If the nation was going to be taken seriously on the geopolitical stage, Washington needed to look the part during dinners and speeches. Eating and speaking with dentures, however, was a massive chore, especially if one had no teeth to help keep them secured. Wire springs pressed the dentures to one’s gums, but if a person opened his mouth too far — and if, like Washington, one’s gum loss was extensive — the dentures might fall out.

Most people in such situations, then, spoke little when wearing dentures, and they removed them for meals. Historians famously attribute Washington’s clipped, subdued speaking style to his dentures. As for the dinners he hosted with foreign ambassadors and state leaders, Van Horn suggests that Washington barely ate a bite.

He did drink wine. Lots of it. And the practice earned a private rebuke from his New York dentist, who noted that Washington’s dentures were “very Black Ocationed by your soaking them in port wine, or by your drinking it.”

WASHINGTON'S TEETH
George Washington’s lower denture rests on cloth in front of a 1976 replica of the full set of dentures at the Dr. Samuel D. Harris National Museum of Dentistry in Baltimore. Jed Kirschbaum/The Baltimore Sun/AP

Civilized people didn’t talk about their teeth in public until long after Washington’s day. The Mount Vernon museum, in fact, wouldn’t deign to display his last-surviving full set of dentures until recent decades, where they quickly became the most popular exhibit.

It’s a mystery, then, how John Greenwood mustered the courage to ask Washington to keep his last tooth, or, indeed, whether he even asked. Such a request may have been easier for someone who knew he was Washington’s favorite dentist, as the president indicated in letters.

He continued working long after, and passed his practice onto his sons, who kept Washington’s dentures, their father’s watch and, of course, the tooth.

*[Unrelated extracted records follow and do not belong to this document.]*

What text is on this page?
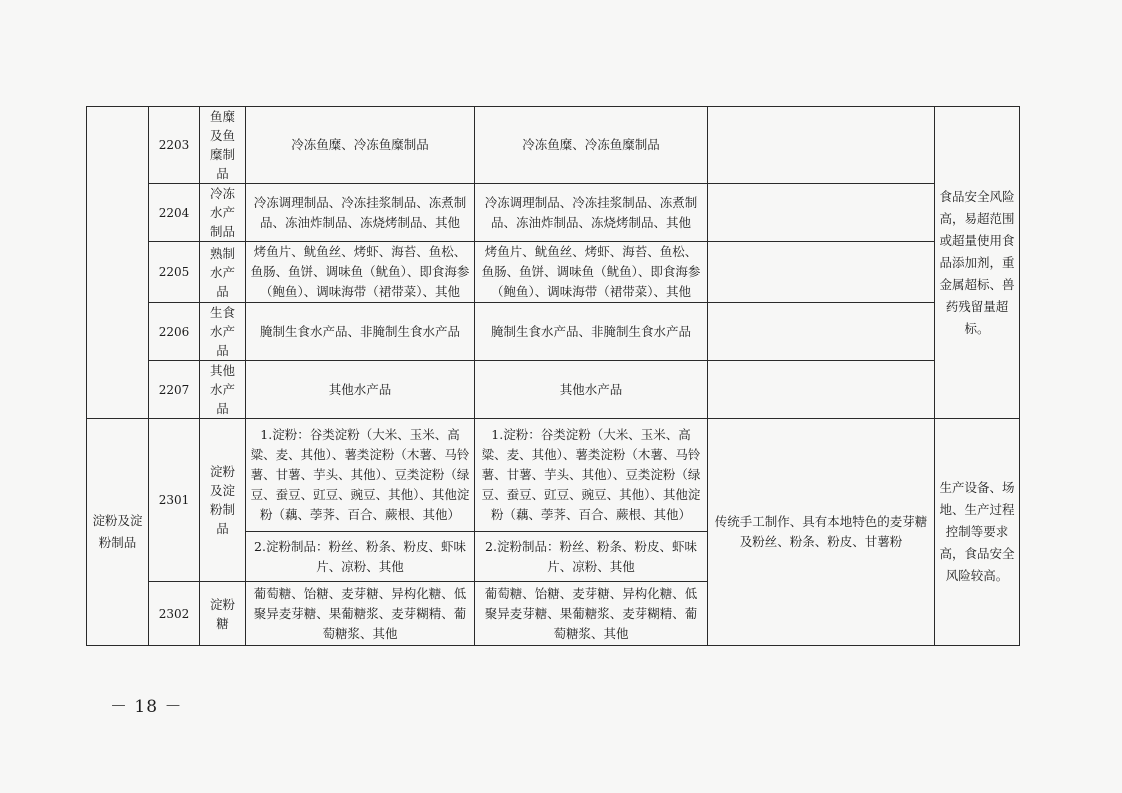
	2203	鱼糜及鱼糜制品	冷冻鱼糜、冷冻鱼糜制品	冷冻鱼糜、冷冻鱼糜制品		食品安全风险高，易超范围或超量使用食品添加剂，重金属超标、兽药残留量超标。
	2204	冷冻水产制品	冷冻调理制品、冷冻挂浆制品、冻煮制品、冻油炸制品、冻烧烤制品、其他	冷冻调理制品、冷冻挂浆制品、冻煮制品、冻油炸制品、冻烧烤制品、其他		
	2205	熟制水产品	烤鱼片、鱿鱼丝、烤虾、海苔、鱼松、鱼肠、鱼饼、调味鱼（鱿鱼）、即食海参（鲍鱼）、调味海带（裙带菜）、其他	烤鱼片、鱿鱼丝、烤虾、海苔、鱼松、鱼肠、鱼饼、调味鱼（鱿鱼）、即食海参（鲍鱼）、调味海带（裙带菜）、其他		
	2206	生食水产品	腌制生食水产品、非腌制生食水产品	腌制生食水产品、非腌制生食水产品		
	2207	其他水产品	其他水产品	其他水产品		
淀粉及淀粉制品	2301	淀粉及淀粉制品	1.淀粉：谷类淀粉（大米、玉米、高粱、麦、其他）、薯类淀粉（木薯、马铃薯、甘薯、芋头、其他）、豆类淀粉（绿豆、蚕豆、豇豆、豌豆、其他）、其他淀粉（藕、荸荠、百合、蕨根、其他）	1.淀粉：谷类淀粉（大米、玉米、高粱、麦、其他）、薯类淀粉（木薯、马铃薯、甘薯、芋头、其他）、豆类淀粉（绿豆、蚕豆、豇豆、豌豆、其他）、其他淀粉（藕、荸荠、百合、蕨根、其他）	传统手工制作、具有本地特色的麦芽糖及粉丝、粉条、粉皮、甘薯粉	生产设备、场地、生产过程控制等要求高，食品安全风险较高。
			2.淀粉制品：粉丝、粉条、粉皮、虾味片、凉粉、其他	2.淀粉制品：粉丝、粉条、粉皮、虾味片、凉粉、其他		
	2302	淀粉糖	葡萄糖、饴糖、麦芽糖、异构化糖、低聚异麦芽糖、果葡糖浆、麦芽糊精、葡萄糖浆、其他	葡萄糖、饴糖、麦芽糖、异构化糖、低聚异麦芽糖、果葡糖浆、麦芽糊精、葡萄糖浆、其他		
－ 18 －
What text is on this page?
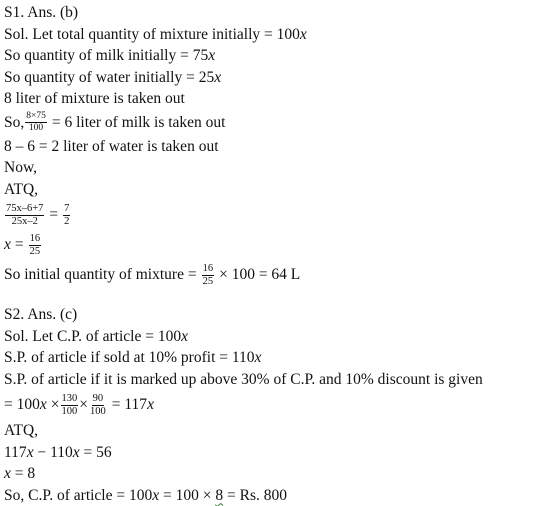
S1. Ans. (b)
Sol. Let total quantity of mixture initially = 100x
So quantity of milk initially = 75x
So quantity of water initially = 25x
8 liter of mixture is taken out
So, $\frac{8\times 75}{100} = 6$ liter of milk is taken out
8 – 6 = 2 liter of water is taken out
Now,
ATQ,
$\frac{75x-6+7}{25x-2} = \frac{7}{2}$
$x = \frac{16}{25}$
So initial quantity of mixture = $\frac{16}{25} \times 100 = 64$ L
S2. Ans. (c)
Sol. Let C.P. of article = 100x
S.P. of article if sold at 10% profit = 110x
S.P. of article if it is marked up above 30% of C.P. and 10% discount is given
= 100 $x \times \frac{130}{100} \times \frac{90}{100} = 117$ x
ATQ,
117x − 110x = 56
x = 8
So, C.P. of article = 100x = 100 × 8 = Rs. 800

The family kept the collection until finally donating it to the New York Academy of Medicine in the 1930s. Also in the collection were Greenwood’s homemade dental tools, and dentistry’s first “dental engine” — aka a foot-powered drill that Greenwood made from a spinning wheel.

The drill itself is gone, but most of the contraption remains in its rickety, skunkworks glory.

Shaner, the NYAM’s rare book librarian, brings out the collection for younger visitors and others for whom she wants to enliven history.

She actually has access to a second presidential mouth, courtesy of Grover Cleveland, who had secret surgery to remove a tumor, five teeth, and a chunk of his upper jaw in 1893.

He had anesthesia, and the NYAM has a mold of his reconstructed maw.

“Every now and then we bring it out,” she said. “He doesn’t seem to get the same reaction as Washington.”